Taking the Slow Road to Naturopathic Health
I love naturopathic medicine. I love everything about it, especially working with new patients as they discover that there are lots of different ways to improve one’s health that does not necessarily have to be so invasive. I have even discovered that I like the slow road to naturopathic health that so many people find difficult.
What do I mean by “slow road?” I mean that getting healthy takes a while if you are not exposed to naturopathic ways of doing things from the earliest age. For example, we see a lot of patients who have come looking for something new after having had a bad experience with a medical doctor. A good number of these patients have spent their entire lives utilizing medical services with the expectation of quick fixes through invasive means. So when they are introduced to naturopathy for the first time, our ideas and practices are completely foreign to them.
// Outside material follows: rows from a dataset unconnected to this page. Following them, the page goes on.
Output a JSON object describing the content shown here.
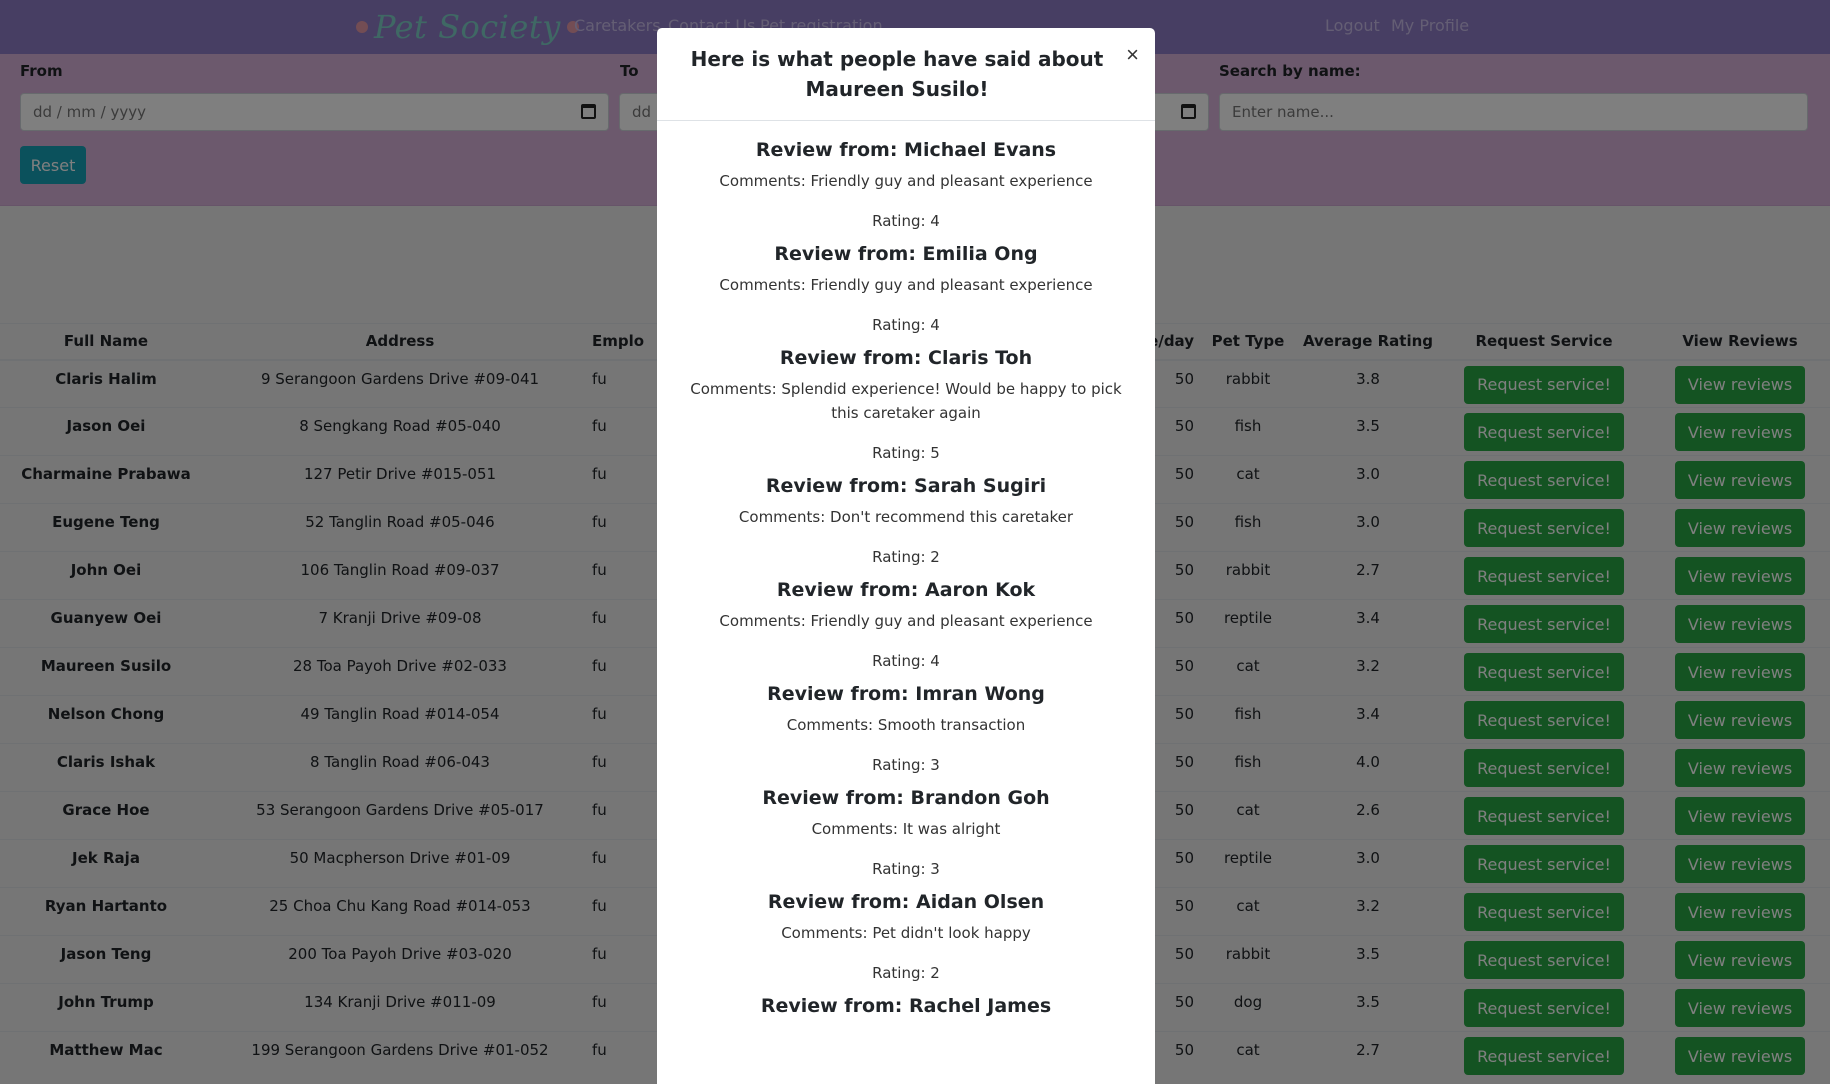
{
  "nav": {
    "brand": "Pet Society",
    "links": [
      "Caretakers",
      "Contact Us",
      "Pet registration"
    ],
    "right_links": [
      "Logout",
      "My Profile"
    ]
  },
  "filters": {
    "from_label": "From",
    "to_label": "To",
    "date_placeholder": "dd / mm / yyyy",
    "to_partial": "dd",
    "search_label": "Search by name:",
    "search_placeholder": "Enter name...",
    "reset_label": "Reset"
  },
  "table": {
    "headers": [
      "Full Name",
      "Address",
      "Emplo",
      "e/day",
      "Pet Type",
      "Average Rating",
      "Request Service",
      "View Reviews"
    ],
    "request_label": "Request service!",
    "view_label": "View reviews",
    "rows": [
      {
        "name": "Claris Halim",
        "address": "9 Serangoon Gardens Drive #09-041",
        "emp": "fu",
        "rate": "50",
        "pet": "rabbit",
        "rating": "3.8"
      },
      {
        "name": "Jason Oei",
        "address": "8 Sengkang Road #05-040",
        "emp": "fu",
        "rate": "50",
        "pet": "fish",
        "rating": "3.5"
      },
      {
        "name": "Charmaine Prabawa",
        "address": "127 Petir Drive #015-051",
        "emp": "fu",
        "rate": "50",
        "pet": "cat",
        "rating": "3.0"
      },
      {
        "name": "Eugene Teng",
        "address": "52 Tanglin Road #05-046",
        "emp": "fu",
        "rate": "50",
        "pet": "fish",
        "rating": "3.0"
      },
      {
        "name": "John Oei",
        "address": "106 Tanglin Road #09-037",
        "emp": "fu",
        "rate": "50",
        "pet": "rabbit",
        "rating": "2.7"
      },
      {
        "name": "Guanyew Oei",
        "address": "7 Kranji Drive #09-08",
        "emp": "fu",
        "rate": "50",
        "pet": "reptile",
        "rating": "3.4"
      },
      {
        "name": "Maureen Susilo",
        "address": "28 Toa Payoh Drive #02-033",
        "emp": "fu",
        "rate": "50",
        "pet": "cat",
        "rating": "3.2"
      },
      {
        "name": "Nelson Chong",
        "address": "49 Tanglin Road #014-054",
        "emp": "fu",
        "rate": "50",
        "pet": "fish",
        "rating": "3.4"
      },
      {
        "name": "Claris Ishak",
        "address": "8 Tanglin Road #06-043",
        "emp": "fu",
        "rate": "50",
        "pet": "fish",
        "rating": "4.0"
      },
      {
        "name": "Grace Hoe",
        "address": "53 Serangoon Gardens Drive #05-017",
        "emp": "fu",
        "rate": "50",
        "pet": "cat",
        "rating": "2.6"
      },
      {
        "name": "Jek Raja",
        "address": "50 Macpherson Drive #01-09",
        "emp": "fu",
        "rate": "50",
        "pet": "reptile",
        "rating": "3.0"
      },
      {
        "name": "Ryan Hartanto",
        "address": "25 Choa Chu Kang Road #014-053",
        "emp": "fu",
        "rate": "50",
        "pet": "cat",
        "rating": "3.2"
      },
      {
        "name": "Jason Teng",
        "address": "200 Toa Payoh Drive #03-020",
        "emp": "fu",
        "rate": "50",
        "pet": "rabbit",
        "rating": "3.5"
      },
      {
        "name": "John Trump",
        "address": "134 Kranji Drive #011-09",
        "emp": "fu",
        "rate": "50",
        "pet": "dog",
        "rating": "3.5"
      },
      {
        "name": "Matthew Mac",
        "address": "199 Serangoon Gardens Drive #01-052",
        "emp": "fu",
        "rate": "50",
        "pet": "cat",
        "rating": "2.7"
      }
    ]
  },
  "modal": {
    "title": "Here is what people have said about Maureen Susilo!",
    "close": "×",
    "reviews": [
      {
        "from": "Review from: Michael Evans",
        "comments": "Comments: Friendly guy and pleasant experience",
        "rating": "Rating: 4"
      },
      {
        "from": "Review from: Emilia Ong",
        "comments": "Comments: Friendly guy and pleasant experience",
        "rating": "Rating: 4"
      },
      {
        "from": "Review from: Claris Toh",
        "comments": "Comments: Splendid experience! Would be happy to pick this caretaker again",
        "rating": "Rating: 5"
      },
      {
        "from": "Review from: Sarah Sugiri",
        "comments": "Comments: Don't recommend this caretaker",
        "rating": "Rating: 2"
      },
      {
        "from": "Review from: Aaron Kok",
        "comments": "Comments: Friendly guy and pleasant experience",
        "rating": "Rating: 4"
      },
      {
        "from": "Review from: Imran Wong",
        "comments": "Comments: Smooth transaction",
        "rating": "Rating: 3"
      },
      {
        "from": "Review from: Brandon Goh",
        "comments": "Comments: It was alright",
        "rating": "Rating: 3"
      },
      {
        "from": "Review from: Aidan Olsen",
        "comments": "Comments: Pet didn't look happy",
        "rating": "Rating: 2"
      },
      {
        "from": "Review from: Rachel James",
        "comments": "",
        "rating": ""
      }
    ]
  }
}
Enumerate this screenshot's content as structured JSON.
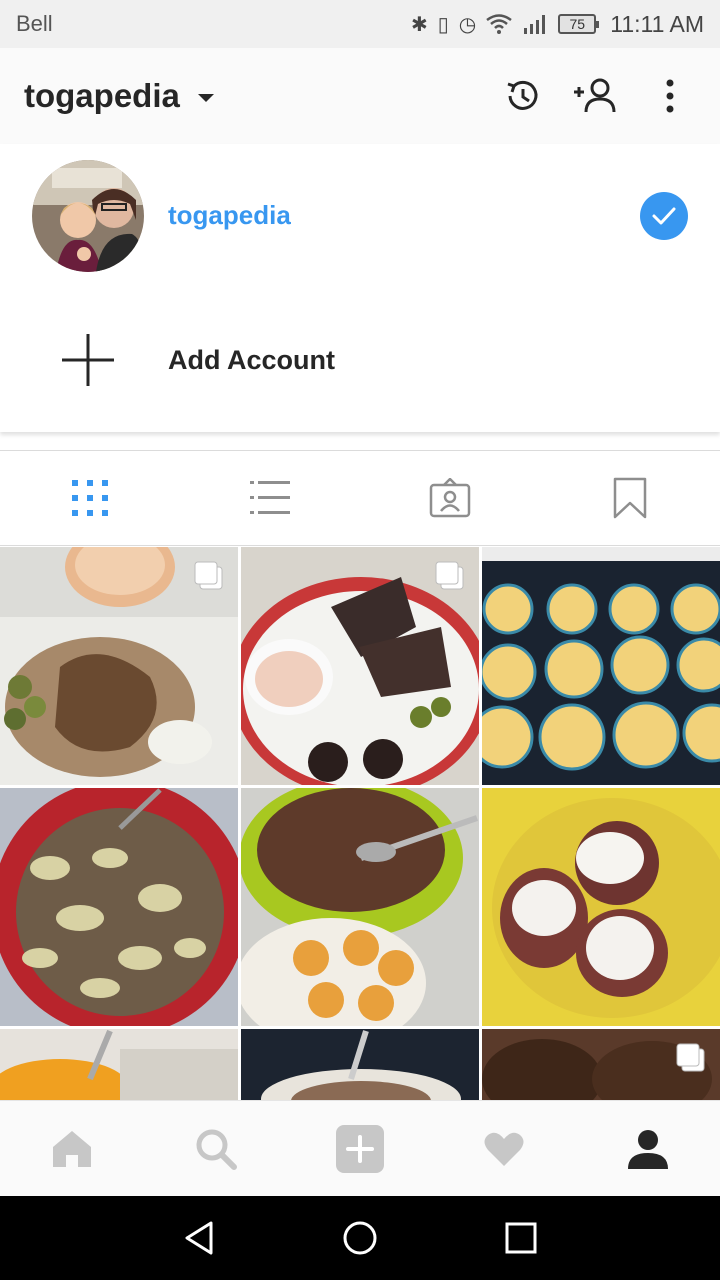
{
  "status_bar": {
    "carrier": "Bell",
    "battery": "75",
    "time": "11:11 AM"
  },
  "header": {
    "username": "togapedia"
  },
  "dropdown": {
    "accounts": [
      {
        "username": "togapedia",
        "selected": true
      }
    ],
    "add_account_label": "Add Account"
  },
  "tabs": [
    {
      "name": "grid",
      "icon": "grid-icon",
      "active": true
    },
    {
      "name": "list",
      "icon": "list-icon",
      "active": false
    },
    {
      "name": "tagged",
      "icon": "tagged-icon",
      "active": false
    },
    {
      "name": "saved",
      "icon": "bookmark-icon",
      "active": false
    }
  ],
  "posts": [
    {
      "subject": "chicken with olives and dip",
      "multi": true
    },
    {
      "subject": "steak with dip, olives and chocolate",
      "multi": true
    },
    {
      "subject": "muffin tray of puffed egg cups",
      "multi": false
    },
    {
      "subject": "ground beef and cabbage in red bowl",
      "multi": false
    },
    {
      "subject": "chocolate crumble in green bowl",
      "multi": false
    },
    {
      "subject": "cheese topped cups on yellow plate",
      "multi": false
    },
    {
      "subject": "egg in bowl",
      "multi": false
    },
    {
      "subject": "ground meat on plate",
      "multi": false
    },
    {
      "subject": "burger patties",
      "multi": true
    }
  ],
  "bottom_nav": [
    "home-icon",
    "search-icon",
    "add-post-icon",
    "activity-heart-icon",
    "profile-icon"
  ],
  "colors": {
    "accent": "#3897f0",
    "text": "#262626",
    "inactive_icon": "#c7c7c7"
  }
}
If we lived in a perfect world: patients would arrive for the first visit and already be fully educated and ready to go. They would already be prepared to:
- change their eating and exercise habits
- look for natural alternatives to dangerous consumer products
- understand the value of scaling back and leading less complicated lives
- understand that medical science is not the be-all and end-all of health.
Truth be known, we do not live in a perfect world. Therefore, part of the job of the naturopathic practitioner is to help patients travel the unfamiliar road of holistic health and healing, at their own pace and according to their own comfort levels. Thus, the path to naturopathic health is slow.
Changing Established Mindsets
Perhaps the most challenging aspect to naturopathy is helping patients change their mindset. Just stop and think on that for a moment. The average American sees the family doctor days after being born. The patient-doctor relationship is established and continues all the way into adulthood, even if parents switch doctors multiple times while children are growing. By the time a child reaches adulthood, he/she has been conditioned to believe that a visit to the doctor along with a prescription is all that is necessary for good health.
The body is far too complicated to be managed this way. Our job as naturopaths is to help people understand how the body works in all of its complex glory. It is to help them understand that being proactively healthy is far and away the best thing they can do for themselves, resorting to the doctor only when absolutely necessary.
We Learn Together
Another thing I love about naturopathic medicine is the learning process. We naturopaths do not have all the answers; no one does. So we make it a point of constantly investigating, researching, and doing what is necessary to learn to be better practitioners. What we learn can be passed on to patients to promote better health and well-being for them and their families.
The thing about learning is that it is also slow. It is impossible to open a textbook and instantly become a genius by absorbing all of the information in a matter of hours. Rather, learning is a lifelong process we all participate in to one degree or another. For the naturopath, learning and passing on accumulated knowledge is part of the practice.
The road to naturopathic health is a long one. But it is one worth traveling. As a practitioner of naturopathic medicine, I’m thrilled to be able to work with patients every day, as they make their way down their own roads to good health.